Le scénario est le même dans ces deux pays: faire la passe du pouvoir en bonne et due forme aux femmes sensées être au-dessus de tout soupçon pour effacer les traces des prévarications et concussions. Le pot aux roses a été découvert au Brésil, cela a mis les Sud-Africains en garde pour contrer et mettre les bâtons dans les roues de Jacob Zuma. L’ANC et la COSATU, le parti et le syndicat qui ont fait abdiquer l’apartheid, ne sont plus ce qu’ils ont été au temps de Nelson Mandela. Les festivités de la fête du 1er mai ont été éloquentes. Comment faire taire les contestataires pour éviter la faillite?
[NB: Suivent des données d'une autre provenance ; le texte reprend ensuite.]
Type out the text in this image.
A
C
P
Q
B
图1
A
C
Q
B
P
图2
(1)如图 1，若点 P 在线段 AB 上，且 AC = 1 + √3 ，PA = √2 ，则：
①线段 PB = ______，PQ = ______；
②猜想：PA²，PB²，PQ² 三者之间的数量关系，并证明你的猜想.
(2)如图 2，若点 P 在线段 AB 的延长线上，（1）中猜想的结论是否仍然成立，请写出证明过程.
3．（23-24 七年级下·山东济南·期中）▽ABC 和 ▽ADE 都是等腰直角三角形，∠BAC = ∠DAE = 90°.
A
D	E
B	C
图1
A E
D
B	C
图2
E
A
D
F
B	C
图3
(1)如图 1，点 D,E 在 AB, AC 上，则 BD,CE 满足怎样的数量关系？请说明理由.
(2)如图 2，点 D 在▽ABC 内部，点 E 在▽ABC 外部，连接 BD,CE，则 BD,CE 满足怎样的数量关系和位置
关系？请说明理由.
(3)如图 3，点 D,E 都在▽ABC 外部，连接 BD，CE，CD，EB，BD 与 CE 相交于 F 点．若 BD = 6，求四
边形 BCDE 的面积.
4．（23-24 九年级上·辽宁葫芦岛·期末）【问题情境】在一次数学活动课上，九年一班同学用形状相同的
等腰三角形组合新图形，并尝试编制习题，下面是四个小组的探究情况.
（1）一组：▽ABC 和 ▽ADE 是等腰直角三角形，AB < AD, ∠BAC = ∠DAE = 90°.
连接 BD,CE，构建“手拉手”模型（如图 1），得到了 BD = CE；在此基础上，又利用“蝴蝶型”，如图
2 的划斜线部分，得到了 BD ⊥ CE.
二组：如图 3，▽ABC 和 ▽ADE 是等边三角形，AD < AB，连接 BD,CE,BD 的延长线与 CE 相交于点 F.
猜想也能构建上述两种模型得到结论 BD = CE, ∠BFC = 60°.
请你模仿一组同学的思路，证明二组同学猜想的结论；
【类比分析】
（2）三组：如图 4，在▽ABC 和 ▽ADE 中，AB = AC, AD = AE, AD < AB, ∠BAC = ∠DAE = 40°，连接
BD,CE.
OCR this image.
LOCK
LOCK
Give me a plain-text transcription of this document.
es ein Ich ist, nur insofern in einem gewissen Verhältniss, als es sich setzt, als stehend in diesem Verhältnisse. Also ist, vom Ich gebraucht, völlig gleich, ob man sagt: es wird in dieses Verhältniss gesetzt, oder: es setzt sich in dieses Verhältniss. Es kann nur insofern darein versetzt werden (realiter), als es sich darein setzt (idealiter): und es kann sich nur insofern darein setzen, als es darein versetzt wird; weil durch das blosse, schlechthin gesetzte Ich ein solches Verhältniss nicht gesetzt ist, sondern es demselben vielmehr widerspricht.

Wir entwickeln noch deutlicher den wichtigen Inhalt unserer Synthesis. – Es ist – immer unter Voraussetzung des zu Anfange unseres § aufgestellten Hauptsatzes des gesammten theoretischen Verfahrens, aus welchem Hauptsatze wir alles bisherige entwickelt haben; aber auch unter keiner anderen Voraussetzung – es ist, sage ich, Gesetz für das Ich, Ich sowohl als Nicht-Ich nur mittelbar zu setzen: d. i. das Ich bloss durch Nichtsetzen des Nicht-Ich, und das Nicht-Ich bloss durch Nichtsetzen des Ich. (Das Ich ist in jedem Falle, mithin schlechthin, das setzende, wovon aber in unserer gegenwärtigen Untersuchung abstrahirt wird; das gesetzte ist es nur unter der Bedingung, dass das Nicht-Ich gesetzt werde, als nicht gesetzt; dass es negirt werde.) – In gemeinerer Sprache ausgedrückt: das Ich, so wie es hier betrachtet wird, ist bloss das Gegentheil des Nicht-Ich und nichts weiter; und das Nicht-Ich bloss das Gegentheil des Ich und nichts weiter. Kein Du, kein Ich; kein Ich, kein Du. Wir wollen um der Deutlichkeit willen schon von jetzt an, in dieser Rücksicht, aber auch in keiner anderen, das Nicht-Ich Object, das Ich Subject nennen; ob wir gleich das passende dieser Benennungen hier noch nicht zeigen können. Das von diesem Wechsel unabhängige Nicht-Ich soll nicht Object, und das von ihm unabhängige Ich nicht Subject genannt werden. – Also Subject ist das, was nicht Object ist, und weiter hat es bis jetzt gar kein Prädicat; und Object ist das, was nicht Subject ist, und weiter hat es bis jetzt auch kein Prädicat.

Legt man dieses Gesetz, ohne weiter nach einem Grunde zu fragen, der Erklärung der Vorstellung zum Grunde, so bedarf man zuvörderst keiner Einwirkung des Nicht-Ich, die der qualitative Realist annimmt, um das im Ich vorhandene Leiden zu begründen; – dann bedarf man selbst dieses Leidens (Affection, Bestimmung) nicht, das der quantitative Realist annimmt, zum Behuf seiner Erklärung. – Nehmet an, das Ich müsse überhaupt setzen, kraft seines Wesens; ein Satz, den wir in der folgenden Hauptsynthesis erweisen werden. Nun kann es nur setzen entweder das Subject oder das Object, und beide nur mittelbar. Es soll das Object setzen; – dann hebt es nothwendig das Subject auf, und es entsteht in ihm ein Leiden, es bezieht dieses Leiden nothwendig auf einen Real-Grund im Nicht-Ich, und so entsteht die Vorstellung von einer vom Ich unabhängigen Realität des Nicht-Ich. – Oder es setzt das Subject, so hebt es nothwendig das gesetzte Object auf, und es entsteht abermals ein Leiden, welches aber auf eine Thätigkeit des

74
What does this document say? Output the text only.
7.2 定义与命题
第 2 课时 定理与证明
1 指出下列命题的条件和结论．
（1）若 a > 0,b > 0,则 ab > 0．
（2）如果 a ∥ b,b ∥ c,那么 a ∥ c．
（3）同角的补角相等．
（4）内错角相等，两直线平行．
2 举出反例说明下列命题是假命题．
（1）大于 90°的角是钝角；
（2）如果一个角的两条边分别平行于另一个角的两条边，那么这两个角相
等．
Les protestations et manifestations de rue, des grèves interminables créent des déficits, qui sont des coups de frein brutaux à l’émergence des pays, où les budgets de fonctionnement, d’entretien de l’administration et les salaires sont en fonction des impôts et taxes dignes des pays émergents. La paralysie des activités économiques dans ces pays pour 24 ou 48 heures est un grand trou pour les caisses publiques. Avec la chute des prix des différentes matières premières, agricoles et minières, on ne parlera plus de marasme mais de récession économique. 

L’exemple vivant vient du Venezuela qui n’a pas su diversifier son économie basée uniquement sur le pétrole. La longue confiscation politique d’une seule classe au pouvoir qui a tout montré comme prévarication et incapacité n’a rien arrangé. On parle actuellement d’une inflation de plus de 700% et le gouvernement en place s’obstine à croire qu’il est seul à avoir la solution. Ses partisans inconditionnels font la fuite en avant pour faire croire que tout va bien en dépit du manque de ticket de rationnement alimentaire et de médicaments. 

Comment ce pays pourrait se sortir de ce bras de fer déterminé des populations qui réclament le départ de Maduro, qui ne peut pas s’accrocher indéfiniment au pouvoir dans ce blocage ? Toute autre option que pacifique risque d’entrainer le pays dans une sorte de guerre civile. Mais après, comment le Venezuela pourrait-il se relever de ce chaos et en combien de temps ? Pourtant, ce pays avait tout pour sortir de l’ornière dans les années 60-2000, s’il les dirigeants avaient eu du nez pour utiliser le pétrole pour diversifier l’économie nationale. Le rêve s’est définitivement envolé, puisque le pétrole n’est plus une matière de référence.

A regarder ce qui se passe en Turquie, la purge pour une confiscation politique qu’elle est en train d’effectuer est un facteur de blocage économique. D’abord, comment remplacer les milliers de fonctionnaires, les militaires, opérateurs économiques dans toutes les structures touchées par la purge ? Quelle est exactement la situation économique de la Turquie actuellement par rapport à la situation avant le putsch manqué ? Même si la Turquie tient l’Europe par le bout du nez sur un certain nombre de problèmes avec la bénédiction de Vladimir Poutine et de Donald Trump, l’avenir n’est pas certain pour elle.

Les deux mastodontes du monde ne le soutiendront pas éternellement et inconditionnellement. Dès que les Occidentaux trouveront une solution de se débarrasser de ses caprices, dès qu’ils se remettront de leur querelle, la Turquie va s’en cuire de leur volte-face par des sanctions économiques qui la mettront à genoux. Pour le moment, elle peut tout en faire à sa tête, mais pas pour longtemps. Angela Merkel veut déjà renouer avec Vladimir Poutine, à peine la rentrée de François Hollande dans les oubliettes. Cela doit dire quelque chose à Erdogan. 

Les pays émergents ou qui sont en passe de le devenir sont plus fragiles que les pays qui se cherchent, qui ont peu d’exigences avec leurs économies rudimentaires. Le manque à gagner des 3 jours d’émeutes à Boké, en Guinée, ne peuvent  se comparer à aucun des pays cités, s’il leur arrivait d’avoir les mêmes émeutes chez eux, l’ampleur des économies n’étant pas identiquement les mêmes contraintes et exigences.

Aucune émergence ne peut tenir la route si les revendications sociopolitiques la perturbent et aucune chape de plomb ne pourrait plus contenir les opprimés aussi longtemps que dans le passé. La Syrie est un autre exemple.

Tous les yeux sont tournés vers l’Afrique du sud. Si elle passe dans l’impasse, tout le monde la suivra.